15 février 2024 - Anton Vos
Un revêtement bactéricide contre la résistance aux antibiotiques
Une équipe interdisciplinaire a mis au point des matériaux innovants qui empêchent les bactéries pathogènes de s’installer sur des surfaces sensibles. Ce projet au large spectre d’applications industrielles vient de recevoir un soutien substantiel d’Innosuisse.
Colonie de bactéries sur un revêtement bactéricide immédiatement après leur dépose (à gauche) et une heure après (à droite). En vert les bactéries vivantes, en rouge les bactéries mortes. Image: UNIGE
Une des façons de lutter contre la prolifération des bactéries résistantes aux antibiotiques consiste à les empêcher de se déposer sur des surfaces stratégiques et de s’y reproduire tranquillement. C’est en tout cas le principe sur lequel s’appuie un revêtement bactéricide récemment mis au point par une équipe dirigée par Jorge Cors, chargé de mission au Département de physique de la matière quantique, et Karl Perron, chargé d’enseignement à l’Unité de microbiologie (Faculté des sciences). Composé d’alliages à base de titane et muni d’une structure invisible à l’œil nu, ce nouveau matériau a montré, selon ses concepteurs, une efficacité antimicrobienne spectaculaire contre les espèces responsables du plus grand nombre d’infections nosocomiales (c’est-à-dire survenant dans un milieu hospitalier), à savoir le staphylocoque doré, Escherichia coli et les salmonelles.
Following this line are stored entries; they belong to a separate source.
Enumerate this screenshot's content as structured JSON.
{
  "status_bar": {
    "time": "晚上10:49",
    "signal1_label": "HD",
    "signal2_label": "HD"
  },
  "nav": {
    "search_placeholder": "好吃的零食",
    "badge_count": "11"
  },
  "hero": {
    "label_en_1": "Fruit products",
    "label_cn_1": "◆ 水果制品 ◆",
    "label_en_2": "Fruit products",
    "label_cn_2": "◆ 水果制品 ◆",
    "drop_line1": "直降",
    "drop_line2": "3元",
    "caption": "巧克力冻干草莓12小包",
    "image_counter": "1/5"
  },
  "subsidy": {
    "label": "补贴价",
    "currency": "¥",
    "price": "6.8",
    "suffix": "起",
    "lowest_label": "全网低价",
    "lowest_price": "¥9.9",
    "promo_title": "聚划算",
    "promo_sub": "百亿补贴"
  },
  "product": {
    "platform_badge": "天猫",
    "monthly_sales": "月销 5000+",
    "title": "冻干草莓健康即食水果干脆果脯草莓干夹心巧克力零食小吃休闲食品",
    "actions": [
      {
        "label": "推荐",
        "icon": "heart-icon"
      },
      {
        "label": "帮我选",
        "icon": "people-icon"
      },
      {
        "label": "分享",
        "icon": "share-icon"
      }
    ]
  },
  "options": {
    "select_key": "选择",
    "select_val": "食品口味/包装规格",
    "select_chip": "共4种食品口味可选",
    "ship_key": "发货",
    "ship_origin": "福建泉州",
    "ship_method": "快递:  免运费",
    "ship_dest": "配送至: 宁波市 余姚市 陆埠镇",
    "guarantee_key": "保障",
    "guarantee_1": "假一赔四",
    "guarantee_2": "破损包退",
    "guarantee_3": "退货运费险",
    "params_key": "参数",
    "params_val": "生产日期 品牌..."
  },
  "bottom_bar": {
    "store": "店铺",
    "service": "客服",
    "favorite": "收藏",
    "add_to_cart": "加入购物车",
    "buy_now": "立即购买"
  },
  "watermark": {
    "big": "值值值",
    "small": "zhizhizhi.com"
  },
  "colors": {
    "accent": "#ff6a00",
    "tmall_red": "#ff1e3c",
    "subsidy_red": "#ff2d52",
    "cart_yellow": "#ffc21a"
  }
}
Forte du résultat encourageant de cette approche, de sa mise en œuvre possiblement immédiate et de son grand potentiel de développement, l’équipe interdisciplinaire vient de décrocher une aide de plus de 600 000 francs sur dix-huit mois de la part d’Innosuisse, l’agence suisse pour l’encouragement de l’innovation, afin de poursuivre les études.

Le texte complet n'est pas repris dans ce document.